Alex Barros (West Honda Pons-Michelin) won his first GP of 2001 in the most difficult of circumstances at Mugello today, triumphing at the end of a two-part race stopped and restarted due to rain. The Brazilian was up front in both...
Alex Barros (West Honda Pons-Michelin) won his first GP of 2001 in the most difficult of circumstances at Mugello today, triumphing at the end of a two-part race stopped and restarted due to rain.
The Brazilian was up front in both the dry and wet `legs' with results counted on aggregate time and his team's joy was complete when Loris Capirossi (West Honda Pons-Michelin) took second on the final lap after World Championship leader Valentino Rossi (Nastro Azzurro Honda-Michelin) crashed on the last-but-one corner. Max Biaggi (Marlboro Yamaha Team-Michelin) completed the podium with a third place that moves him to second overall.
The dry race lasted eight laps and was turning into a classic with Biaggi battling with compatriots Capirossi and Rossi, Barros and reigning World Champion Kenny Roberts (Telefonica Movistar Suzuki-Michelin). The race also promised to be a tyre thriller, because several of the top riders were trying a different direction on tyre choice. While Michelin's 16.5in rear has dominated 500 racing since last season, Biaggi and Roberts both opted to run 17s. As with everything in racing, each kind of bike set-up or tyre choice has its advantages and disadvantages. In this case the 17 rear offers improved manoeuvrability while the 16.5 gives better race-long grip it would've been fascinating to see who had made the right choice.
But the rain spoiled all that. When the race restarted the track was awash, everyone choosing full Michelin wets, all the top V4 runners on 16.5s except Roberts and team-mate Sete Gibernau (Telefonica Movistar Suzuki-Michelin) who ran 17s. Despite the appalling conditions, with visibility and grip seriously compromised, the action up front was again fast and fraught. Roberts and Barros traded the on-the-road lead while Barros led on corrected time from lap nine onwards, winning by 8.359 seconds.
He never had an easy time of it, however. Later on Norick Abe (Antena 3 Yamaha-D'Antin-Michelin) and heroic privateer Haruchika Aoki (Arie Molenaar Racing Honda NSRV500) came by on the road, Aoki's less-powerful twin proving ideal in the treacherous conditions. And the rain got even heavier in the closing stages, Abe tumbling out with three laps to go, leaving Aoki to `win' on the road. A lap later Roberts was down and then Rossi, who had come through following a cautious start to the second `leg' after crashing on the warm-up lap.
"It was so difficult to go into the wet race with no wet practice," said Barros. "I had to take some risks and it got worse as the race went on, as the rain got heavier and everyone started pushing harder."

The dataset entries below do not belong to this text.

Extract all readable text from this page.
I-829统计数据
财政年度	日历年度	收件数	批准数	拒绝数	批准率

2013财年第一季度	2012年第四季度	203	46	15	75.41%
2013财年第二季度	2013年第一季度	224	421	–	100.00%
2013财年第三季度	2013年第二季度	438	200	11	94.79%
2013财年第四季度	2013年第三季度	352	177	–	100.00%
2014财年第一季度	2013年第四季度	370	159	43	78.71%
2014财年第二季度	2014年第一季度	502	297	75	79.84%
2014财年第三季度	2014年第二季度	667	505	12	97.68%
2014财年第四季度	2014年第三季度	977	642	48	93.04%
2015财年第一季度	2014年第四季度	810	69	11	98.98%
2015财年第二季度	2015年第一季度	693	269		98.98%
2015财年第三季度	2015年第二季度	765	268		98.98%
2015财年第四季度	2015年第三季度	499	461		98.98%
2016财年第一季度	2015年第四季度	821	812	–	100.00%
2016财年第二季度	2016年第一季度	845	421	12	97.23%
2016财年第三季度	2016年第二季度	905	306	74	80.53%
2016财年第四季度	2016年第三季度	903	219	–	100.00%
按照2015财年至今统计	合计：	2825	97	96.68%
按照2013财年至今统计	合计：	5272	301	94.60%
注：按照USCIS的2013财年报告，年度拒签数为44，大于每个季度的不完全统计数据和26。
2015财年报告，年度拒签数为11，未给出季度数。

Michelin Grand Prix manager Jacques Morelli was impressed with Barros' ride, especially considering new GP rules which have done away with the requirement for wet practice. "It's a little more difficult for them but after the first few laps they've got the feel," said Morelli. "All the guys who ran 16.5 wets were very happy with their tyres."
Capirossi was delighted to with second after nearly falling at the same corner that had claimed Rossi moments earlier. "The track was flooded, it was that bad," said Capirossi. "It was dangerous, I could hardly see a thing and these bikes make so much power that you get so much wheelspin."

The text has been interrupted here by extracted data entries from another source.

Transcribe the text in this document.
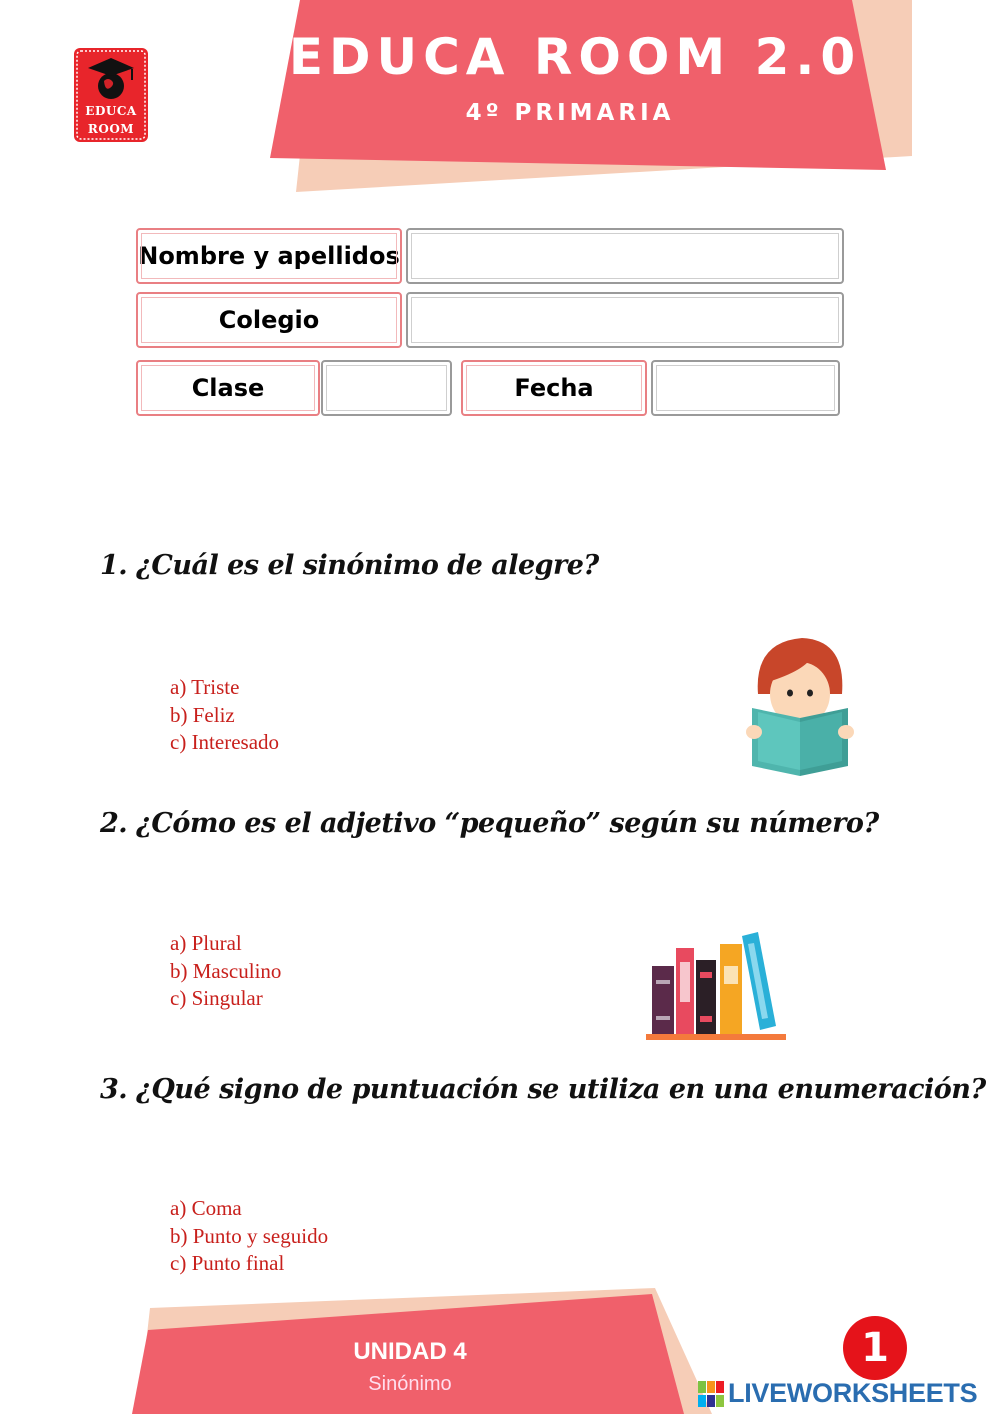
EDUCA
ROOM
EDUCA ROOM 2.0
4º PRIMARIA
Nombre y apellidos
Colegio
Clase	Fecha
1. ¿Cuál es el sinónimo de alegre?
a) Triste
b) Feliz
c) Interesado
2. ¿Cómo es el adjetivo “pequeño” según su número?
a) Plural
b) Masculino
c) Singular
3. ¿Qué signo de puntuación se utiliza en una enumeración?
a) Coma
b) Punto y seguido
c) Punto final
UNIDAD 4
Sinónimo
1
LIVEWORKSHEETS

Like everyone else, Biaggi struggled just to see where he was going. "I couldn't see a thing, you had to brake by memory," he said. "I had two big moments as the rain got heavier, which is when Criville and Rossi came by. They were going very fast, then Rossi crashed where I almost fell the lap before."

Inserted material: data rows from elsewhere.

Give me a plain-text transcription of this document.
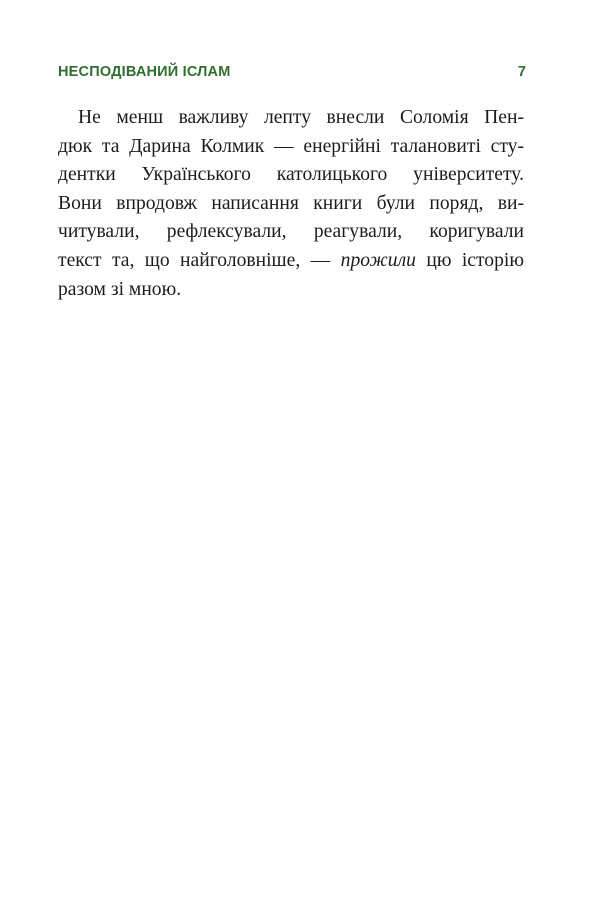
НЕСПОДІВАНИЙ ІСЛАМ	7
Не менш важливу лепту внесли Соломія Пен-
дюк та Дарина Колмик — енергійні талановиті сту-
дентки Українського католицького університету.
Вони впродовж написання книги були поряд, ви-
читували, рефлексували, реагували, коригували
текст та, що найголовніше, — прожили цю історію
разом зі мною.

Alex Criville (Repsol YPF Honda-Michelin) took fourth overall, just a fraction down on Capirossi and Biaggi, with Aoki taking an amazing fifth, despite running 16th in the dry.
Gibernau was a dogged sixth ahead of Tohru Ukawa (Repsol YPF Honda-Michelin) and Shinya Nakano (Gauloises Yamaha Tech 3-Michelin), both having their first wet-weather 500 rides. Abe remounted to finish ninth but Rossi wasn't so lucky. "I couldn't see much in the rain, including my pit board, so I didn't know where I was, so I just kept pushing and pushing," said the Italian youngster who now leads the series by 21 points.